In materia di intervallo di libera concorrenza, invece, l’attuale formulazione della direttiva appare disallineata con le linee guida Ocse oltre che con il Dm 2018 e la circolare 16E del 2022. In particolare sono due gli aspetti di maggiore attenzione:

– la direttiva considera affidabile il solo intervallo interquartile, mentre le disposizioni OCSE ed il DM2018 riconoscono la possibilità di utilizzare anche l’intero intervallo, a seconda del grado di comparabilità tra operazioni controllate e non controllate. La stessa giurisprudenza italiana ha ampiamente avallato questi concetti. La disposizione è restrittiva considerato che vi possono essere vari casi in cui l’elevata comparabilità giustificherebbe l’adozione dell’intero intervallo (si pensi ad esempio all’uso di comparabili interni)

– eventuali aggiustamenti vanno parametrati alla mediana del campione e non già al valore più prossimo dell’intervallo interquartile senza che tale previsione trovi riscontro immediato nelle best practice di matrice Ocse e contrariamente a quanto previsto dalla Circolare 16E.

Da notare infine che la direttiva recepisce principi Ocse apparentemente consolidati quali ad esempio l’identificazione delle relazioni commerciali o finanziarie, i metodi di Tp e le analisi di comparabilità.

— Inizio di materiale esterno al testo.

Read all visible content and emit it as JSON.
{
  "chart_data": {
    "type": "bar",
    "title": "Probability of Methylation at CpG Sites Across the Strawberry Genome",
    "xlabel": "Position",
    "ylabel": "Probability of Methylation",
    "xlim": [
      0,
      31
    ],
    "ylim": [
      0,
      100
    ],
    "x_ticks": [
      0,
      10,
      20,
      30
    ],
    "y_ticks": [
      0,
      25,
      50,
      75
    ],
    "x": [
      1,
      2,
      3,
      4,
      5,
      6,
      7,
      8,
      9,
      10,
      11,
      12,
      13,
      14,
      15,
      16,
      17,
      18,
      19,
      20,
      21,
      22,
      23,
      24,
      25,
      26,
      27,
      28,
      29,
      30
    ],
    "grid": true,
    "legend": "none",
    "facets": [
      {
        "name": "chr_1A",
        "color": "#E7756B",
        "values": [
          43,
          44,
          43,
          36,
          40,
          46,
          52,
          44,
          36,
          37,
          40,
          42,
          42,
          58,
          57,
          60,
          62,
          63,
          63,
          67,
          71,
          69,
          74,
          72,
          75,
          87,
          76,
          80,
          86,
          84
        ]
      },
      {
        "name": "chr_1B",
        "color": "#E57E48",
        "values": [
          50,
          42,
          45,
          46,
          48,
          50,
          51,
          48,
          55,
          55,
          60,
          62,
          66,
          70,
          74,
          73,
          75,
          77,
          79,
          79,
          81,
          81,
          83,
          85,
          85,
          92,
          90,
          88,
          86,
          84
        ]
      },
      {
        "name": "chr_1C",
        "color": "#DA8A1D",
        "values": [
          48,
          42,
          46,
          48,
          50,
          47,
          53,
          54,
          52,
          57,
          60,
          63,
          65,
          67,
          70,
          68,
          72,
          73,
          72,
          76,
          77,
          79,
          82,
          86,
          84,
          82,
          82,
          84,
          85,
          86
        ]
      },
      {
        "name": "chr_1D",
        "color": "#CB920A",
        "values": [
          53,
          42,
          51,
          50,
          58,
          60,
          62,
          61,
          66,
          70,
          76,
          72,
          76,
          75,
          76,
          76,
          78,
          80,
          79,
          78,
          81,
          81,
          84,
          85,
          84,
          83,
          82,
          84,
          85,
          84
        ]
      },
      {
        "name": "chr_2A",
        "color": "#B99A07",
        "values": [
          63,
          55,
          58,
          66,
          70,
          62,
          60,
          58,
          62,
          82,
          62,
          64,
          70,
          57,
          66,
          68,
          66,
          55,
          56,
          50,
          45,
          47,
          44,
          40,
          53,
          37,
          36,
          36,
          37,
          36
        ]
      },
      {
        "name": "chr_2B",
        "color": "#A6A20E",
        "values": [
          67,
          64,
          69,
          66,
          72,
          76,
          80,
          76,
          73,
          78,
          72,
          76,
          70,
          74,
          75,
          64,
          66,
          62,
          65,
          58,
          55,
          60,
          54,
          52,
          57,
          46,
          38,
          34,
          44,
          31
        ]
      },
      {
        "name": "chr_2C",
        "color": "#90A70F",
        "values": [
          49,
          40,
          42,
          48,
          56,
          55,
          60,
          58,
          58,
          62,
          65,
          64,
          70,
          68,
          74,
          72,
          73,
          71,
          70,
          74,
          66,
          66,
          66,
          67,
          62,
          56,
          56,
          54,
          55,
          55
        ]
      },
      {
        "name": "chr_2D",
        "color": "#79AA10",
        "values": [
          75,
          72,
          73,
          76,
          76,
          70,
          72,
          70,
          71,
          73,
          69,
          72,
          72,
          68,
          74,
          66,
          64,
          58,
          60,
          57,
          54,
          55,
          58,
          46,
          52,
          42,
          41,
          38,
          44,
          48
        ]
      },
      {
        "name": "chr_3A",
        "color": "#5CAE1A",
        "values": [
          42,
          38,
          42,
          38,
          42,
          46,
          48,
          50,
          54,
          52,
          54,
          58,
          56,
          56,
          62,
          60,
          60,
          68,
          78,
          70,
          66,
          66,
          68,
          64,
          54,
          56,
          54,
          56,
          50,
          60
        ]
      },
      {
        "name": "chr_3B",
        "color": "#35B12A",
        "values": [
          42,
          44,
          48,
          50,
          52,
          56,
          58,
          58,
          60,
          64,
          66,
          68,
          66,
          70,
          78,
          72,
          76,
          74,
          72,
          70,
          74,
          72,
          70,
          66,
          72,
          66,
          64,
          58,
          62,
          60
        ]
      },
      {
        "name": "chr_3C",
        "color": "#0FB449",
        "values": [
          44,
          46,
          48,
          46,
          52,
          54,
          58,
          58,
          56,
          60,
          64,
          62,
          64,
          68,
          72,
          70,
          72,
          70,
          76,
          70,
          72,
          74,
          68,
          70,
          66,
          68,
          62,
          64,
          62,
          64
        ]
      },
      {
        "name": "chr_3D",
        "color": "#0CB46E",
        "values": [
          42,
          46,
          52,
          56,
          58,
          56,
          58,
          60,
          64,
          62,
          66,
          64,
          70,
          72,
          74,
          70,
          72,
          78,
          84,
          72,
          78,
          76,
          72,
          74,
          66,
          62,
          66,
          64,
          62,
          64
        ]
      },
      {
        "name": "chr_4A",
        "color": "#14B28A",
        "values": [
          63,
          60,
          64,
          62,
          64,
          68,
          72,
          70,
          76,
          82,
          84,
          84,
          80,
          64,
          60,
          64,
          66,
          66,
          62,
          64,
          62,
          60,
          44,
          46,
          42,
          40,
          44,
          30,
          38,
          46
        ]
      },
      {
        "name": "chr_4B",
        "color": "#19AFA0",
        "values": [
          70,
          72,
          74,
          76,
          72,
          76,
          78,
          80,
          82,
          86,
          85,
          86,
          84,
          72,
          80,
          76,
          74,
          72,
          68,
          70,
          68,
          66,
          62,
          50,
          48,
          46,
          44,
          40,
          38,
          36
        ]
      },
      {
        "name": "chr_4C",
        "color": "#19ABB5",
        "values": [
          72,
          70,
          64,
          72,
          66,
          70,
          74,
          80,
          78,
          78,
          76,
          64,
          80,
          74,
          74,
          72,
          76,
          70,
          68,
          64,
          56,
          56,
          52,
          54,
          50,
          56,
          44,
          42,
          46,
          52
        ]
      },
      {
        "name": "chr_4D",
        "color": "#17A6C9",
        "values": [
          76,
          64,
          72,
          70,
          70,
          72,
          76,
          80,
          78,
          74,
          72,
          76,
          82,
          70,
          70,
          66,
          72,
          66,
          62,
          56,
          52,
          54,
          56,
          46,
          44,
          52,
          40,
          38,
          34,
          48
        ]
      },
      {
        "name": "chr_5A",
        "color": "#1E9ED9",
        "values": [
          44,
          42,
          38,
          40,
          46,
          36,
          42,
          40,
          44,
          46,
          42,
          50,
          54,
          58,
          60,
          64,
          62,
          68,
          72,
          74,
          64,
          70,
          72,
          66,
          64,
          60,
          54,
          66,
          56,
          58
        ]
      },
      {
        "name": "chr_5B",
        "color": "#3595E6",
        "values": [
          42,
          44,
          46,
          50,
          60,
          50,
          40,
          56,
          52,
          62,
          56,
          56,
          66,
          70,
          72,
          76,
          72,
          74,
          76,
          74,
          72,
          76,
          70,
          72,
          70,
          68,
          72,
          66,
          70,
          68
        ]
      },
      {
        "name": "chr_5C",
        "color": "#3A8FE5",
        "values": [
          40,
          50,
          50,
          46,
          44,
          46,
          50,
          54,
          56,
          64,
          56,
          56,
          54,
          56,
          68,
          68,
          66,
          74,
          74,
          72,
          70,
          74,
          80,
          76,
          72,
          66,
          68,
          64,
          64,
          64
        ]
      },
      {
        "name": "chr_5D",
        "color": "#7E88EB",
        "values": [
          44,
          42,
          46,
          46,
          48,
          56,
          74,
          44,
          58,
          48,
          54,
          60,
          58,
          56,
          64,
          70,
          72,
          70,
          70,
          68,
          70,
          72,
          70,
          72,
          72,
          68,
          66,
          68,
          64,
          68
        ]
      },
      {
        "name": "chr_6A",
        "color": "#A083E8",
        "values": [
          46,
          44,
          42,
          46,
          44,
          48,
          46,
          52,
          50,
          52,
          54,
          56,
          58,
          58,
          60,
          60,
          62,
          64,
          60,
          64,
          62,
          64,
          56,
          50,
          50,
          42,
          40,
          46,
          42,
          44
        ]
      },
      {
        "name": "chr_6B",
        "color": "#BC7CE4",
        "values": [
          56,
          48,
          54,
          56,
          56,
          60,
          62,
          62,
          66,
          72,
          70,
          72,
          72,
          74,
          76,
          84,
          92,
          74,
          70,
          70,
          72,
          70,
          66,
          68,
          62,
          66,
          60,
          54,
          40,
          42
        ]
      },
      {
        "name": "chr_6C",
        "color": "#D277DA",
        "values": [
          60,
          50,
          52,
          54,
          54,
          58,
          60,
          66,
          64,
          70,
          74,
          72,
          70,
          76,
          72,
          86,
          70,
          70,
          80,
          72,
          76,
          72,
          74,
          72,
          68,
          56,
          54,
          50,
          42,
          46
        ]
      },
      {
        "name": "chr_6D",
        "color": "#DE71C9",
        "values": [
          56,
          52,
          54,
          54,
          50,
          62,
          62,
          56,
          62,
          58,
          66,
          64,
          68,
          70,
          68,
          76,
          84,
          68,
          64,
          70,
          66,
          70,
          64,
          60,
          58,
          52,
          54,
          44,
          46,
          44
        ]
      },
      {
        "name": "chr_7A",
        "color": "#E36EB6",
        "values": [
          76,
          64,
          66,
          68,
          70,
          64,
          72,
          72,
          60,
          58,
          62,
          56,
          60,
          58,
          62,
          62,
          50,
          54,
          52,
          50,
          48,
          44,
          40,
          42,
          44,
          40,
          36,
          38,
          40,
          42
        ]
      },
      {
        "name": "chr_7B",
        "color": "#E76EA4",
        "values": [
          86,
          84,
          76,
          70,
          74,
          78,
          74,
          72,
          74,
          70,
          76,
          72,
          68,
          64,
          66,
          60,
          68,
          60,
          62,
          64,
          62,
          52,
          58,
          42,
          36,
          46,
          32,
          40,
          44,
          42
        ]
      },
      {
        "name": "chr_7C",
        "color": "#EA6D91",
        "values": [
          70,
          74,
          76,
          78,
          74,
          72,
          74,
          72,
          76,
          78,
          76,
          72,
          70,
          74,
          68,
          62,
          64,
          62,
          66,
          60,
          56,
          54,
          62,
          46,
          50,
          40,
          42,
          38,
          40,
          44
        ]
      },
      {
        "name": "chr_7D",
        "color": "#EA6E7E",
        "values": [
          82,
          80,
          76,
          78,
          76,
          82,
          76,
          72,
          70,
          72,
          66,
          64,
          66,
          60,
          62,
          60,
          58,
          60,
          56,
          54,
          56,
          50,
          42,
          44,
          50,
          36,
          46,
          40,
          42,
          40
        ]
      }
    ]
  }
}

Se da un lato il documento nulla sembra aggiungere alla prassi diffusa, dall’altro vincolare principi generalmente accettati ad uno strumento normativo appare controproducente: la rigida procedura di (eventuale) emendamento della direttiva rischia di impedire un rapido allineamento unionale all’evoluzione – ormai rapidissima – delle best practice internazionali, con la conseguenza che eventuali differenze che dovessero generarsi in futuro richiederebbero la produzione da parte della Commissione di una “interpretazione autentica” di detti principi, portando il contribuente finanche a dover interpretare differentemente fattispecie sostanzialmente analoghe ma che riguardino alternativamente controparti europee o extra-europee.